The first ever computer virus spread by mobile phones has been sent to anti-virus firms.
How the worm would announce its arrival on your phone
No infections have been reported and the worm is harmless but it is proof that mobiles are at risk from virus writers.
The worm, known as Cabir, infects phones and devices running the Symbian operating system.
Anti-virus firms are divided on whether it will open the floodgate to similar viruses.
"It is a milestone in the timeline of viruses but technically is not that special," said Graham Cluley, a senior technology consultant at Sophos Anti-Virus.
When the infected file is launched the mobile phone's screen displays the word "Caribe".
Every time the mobile phone is turned on, the worm will launch itself and scan the area for other phones to infect, sending a copy of itself to any it finds.
Mr Cluley sees it as an interesting first rather than something that needs to be of great concern to phone users.
Proof of concept
Because the worm requires Bluetooth technology to travel, it is geographically constrained to a radius of about 30 metres.
Then it is dependent on someone having Bluetooth turned on within that range.
And as a final blow to its progress, any unsuspecting phone user in the vicinity would have to accept the virus which would be preceded by a warning that the source of the file is unknown.
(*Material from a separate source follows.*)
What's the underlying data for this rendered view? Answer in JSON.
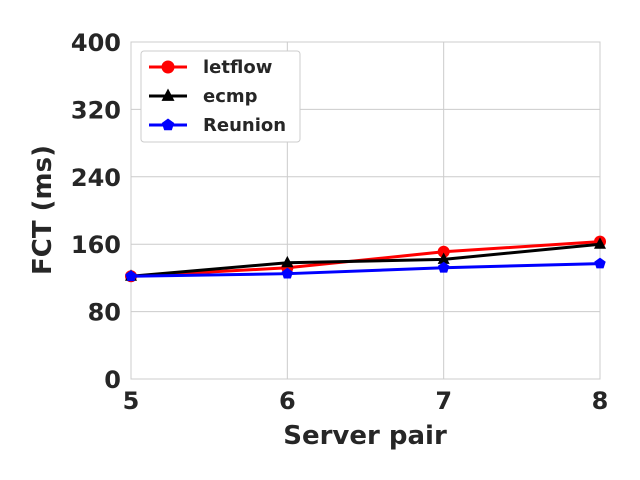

Anti-virus firm F-Secure was among a handful of security companies to receive the virus, which it believes to have come from a group of virus writers known as 29a.
The group is credited with the release of the recent Rugrat virus.
Will mobile users be plagued by viruses?
"This group don't tend to write malicious viruses, rather it is a proof of concept thing," said Matt Piercy, UK manager of F-Secure.
"But there is a history of their code getting into others' hands and I would not be surprised to see the first attempt at something more sinister in the next few months," he added.
A malicious mobile phone virus could wipe contact numbers and other data stored on the handset, as well as sending out messages purporting to come from the victim's phone.
"People need to take this seriously and in the same way as we protect our PCs, we need to protect our mobile phones," said Mr Piercy.
This would involve users downloading a firewall onto their handsets.
Not all anti-virus firms are convinced that a glut of mobile viruses is likely in the near future.
"We spotted a virus written for a Palm device four years ago and some anti-virus firms predicted a flood of others but it just didn't happen," said Mr Cluley.
Instead, Windows will be the primary target for virus writers for the foreseeable future he predicts.
One such virus, the Zafi-B worm, is currently infecting 90 out of every 1,000 emails being sent according to Sophos.
"That is an astonishing figure and is by far the most widespread e-mail virus at the moment," said Mr Cluley.
The worm displays a message demanding the death penalty be introduced in Hungary.